Data vaulting: from a bad idea to inefficient implementations
An efficient data management mechanism should have two main characteristics: operational efficiency (it must run faster and with less resources than those it aims to replace) and structural clarity (it must be straightforward to access, understand, and query).
As IT data manager, you know you sometimes need to put more emphasis on one aspect (at the cost of hurting the other), and most decisions you take will follow one of those two axis: either you want the organization to process the data faster (and get more results, and you brace your team for a bit of increased complexity), or you want data management to be easier (and run a lean IT department). A third aspect (corollary of the second one) should also obsess you: independence from any third party when it comes to the ownership and the maintainability of your data. A good system (and they exist!) would actually reconcile them all.
With this in mind, let’s explore how data vaulting does the exact opposite:
- The SQL code to query the data becomes so complex that you cannot write it by yourself: you need an external tool to actually be able to write it.
You should know that one reason behind the global & universal adoption of SQL as the only language currently available to query data in databases is that SQL is universally recognized to be a language that is simple to use. So simple, in fact, that nearly anybody can use it to extract knowledge and value out of your data. “Data vault” destroys all that by forcing you to create SQL commands that are impossible to understand.
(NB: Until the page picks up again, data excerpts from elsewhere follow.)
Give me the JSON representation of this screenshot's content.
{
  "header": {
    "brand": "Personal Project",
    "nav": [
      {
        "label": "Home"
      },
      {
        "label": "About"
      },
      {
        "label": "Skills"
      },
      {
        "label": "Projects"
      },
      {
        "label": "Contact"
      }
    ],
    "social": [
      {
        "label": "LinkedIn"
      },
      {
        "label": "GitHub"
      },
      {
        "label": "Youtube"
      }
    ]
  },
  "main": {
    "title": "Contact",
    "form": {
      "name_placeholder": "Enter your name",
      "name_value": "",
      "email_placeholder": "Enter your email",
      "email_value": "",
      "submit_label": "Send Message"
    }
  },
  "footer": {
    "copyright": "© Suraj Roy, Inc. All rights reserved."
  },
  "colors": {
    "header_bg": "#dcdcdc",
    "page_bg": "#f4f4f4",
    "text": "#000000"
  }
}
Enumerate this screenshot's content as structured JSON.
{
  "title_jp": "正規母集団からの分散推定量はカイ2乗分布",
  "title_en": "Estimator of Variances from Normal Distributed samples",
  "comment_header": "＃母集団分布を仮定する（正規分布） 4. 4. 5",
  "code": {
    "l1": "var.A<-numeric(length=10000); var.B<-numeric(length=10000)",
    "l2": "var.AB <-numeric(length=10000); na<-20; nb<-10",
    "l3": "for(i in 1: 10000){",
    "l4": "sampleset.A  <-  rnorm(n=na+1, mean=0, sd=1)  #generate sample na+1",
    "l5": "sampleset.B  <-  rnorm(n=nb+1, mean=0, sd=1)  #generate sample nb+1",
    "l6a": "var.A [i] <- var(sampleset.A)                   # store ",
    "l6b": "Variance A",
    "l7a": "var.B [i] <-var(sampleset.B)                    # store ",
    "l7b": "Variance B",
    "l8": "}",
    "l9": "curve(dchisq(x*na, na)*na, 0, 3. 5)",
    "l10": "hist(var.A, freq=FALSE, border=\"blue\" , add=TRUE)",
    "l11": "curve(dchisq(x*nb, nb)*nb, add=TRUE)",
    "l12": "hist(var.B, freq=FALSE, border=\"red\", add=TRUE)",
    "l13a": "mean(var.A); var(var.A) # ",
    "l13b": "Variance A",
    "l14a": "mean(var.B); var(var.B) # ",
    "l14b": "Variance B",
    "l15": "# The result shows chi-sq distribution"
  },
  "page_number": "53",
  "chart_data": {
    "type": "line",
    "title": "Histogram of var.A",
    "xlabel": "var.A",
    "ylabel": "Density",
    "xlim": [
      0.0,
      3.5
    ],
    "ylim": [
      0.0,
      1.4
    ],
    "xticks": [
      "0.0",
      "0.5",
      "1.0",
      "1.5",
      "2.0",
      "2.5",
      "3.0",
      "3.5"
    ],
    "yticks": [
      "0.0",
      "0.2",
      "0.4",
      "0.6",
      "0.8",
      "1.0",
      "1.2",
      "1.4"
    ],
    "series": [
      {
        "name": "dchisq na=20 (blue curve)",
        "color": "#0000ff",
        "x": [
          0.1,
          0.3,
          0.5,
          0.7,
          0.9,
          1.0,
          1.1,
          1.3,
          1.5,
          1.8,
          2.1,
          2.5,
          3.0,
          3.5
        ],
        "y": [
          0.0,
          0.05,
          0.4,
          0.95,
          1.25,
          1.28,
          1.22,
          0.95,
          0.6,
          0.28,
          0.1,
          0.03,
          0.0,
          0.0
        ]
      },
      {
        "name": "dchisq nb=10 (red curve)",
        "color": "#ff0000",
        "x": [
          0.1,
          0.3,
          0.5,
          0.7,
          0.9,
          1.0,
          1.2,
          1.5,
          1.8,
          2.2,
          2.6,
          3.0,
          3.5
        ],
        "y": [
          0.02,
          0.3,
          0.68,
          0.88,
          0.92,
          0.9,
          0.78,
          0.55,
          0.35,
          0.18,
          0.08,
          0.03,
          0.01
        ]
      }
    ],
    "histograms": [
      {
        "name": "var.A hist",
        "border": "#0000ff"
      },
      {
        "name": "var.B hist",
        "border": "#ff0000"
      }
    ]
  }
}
- A consequence of the increased complexity of the SQL code is that even the simplest queries are difficult to write, maintain & support. Furthermore, the “complex” data transformations are just becoming impossible to do.
- With Data Vault, the run time is much slower than what you would get on any other data modeling methodology, to the point that your database freezes and stops responding altogether.
- The implementation is longer and more expensive than any other DW implementation (Here is a quote from the comments of Dr. John Tunnicliffe about this subject: “I worked on a DataVault project for a year. A team of 40 trying to make an existing DataVault fit for purpose, when in reality starting again from scratch using another technology would have been cheaper and more beneficial”).
- The storage space is typically multiplied by three. This means that, if you use a database in the cloud, the data vault methodology will also, basically, multiply by three your operating costs.
- With its “import data fast” and its “analyze data slowly” properties, Data Vault appears to be an open invitation to practice the “garbage principle”: i.e. store all data indifferently, consume a lot of resources and disk space for nothing, document nothing, never ever use the imported “garbage” data.
- Data Vault increases dependency on third party for deployment and maintenance (i.e. more precisely: External consultancy company takes your data hostage)
- Data Vault prevents the adoption of any analytical culture in your company.
How did we reach these conclusions?
Everything started one year ago: We had our first business meeting with some technical “guru” of Data vault. …and it was quite funny! These “gurus” explained us that they used the “data vault” way-of-thinking to design a data base used as the backend of a small application (to manage some employees) and then they proceeded to show us one data transformation (i.e. one SQL command) that was used inside their application.
This data transformation was quite simple: i.e. using a graphical ETL tool (such as Anatella), you could design this very simple&straightforward data transformation using a few “boxes” (around 5 boxes).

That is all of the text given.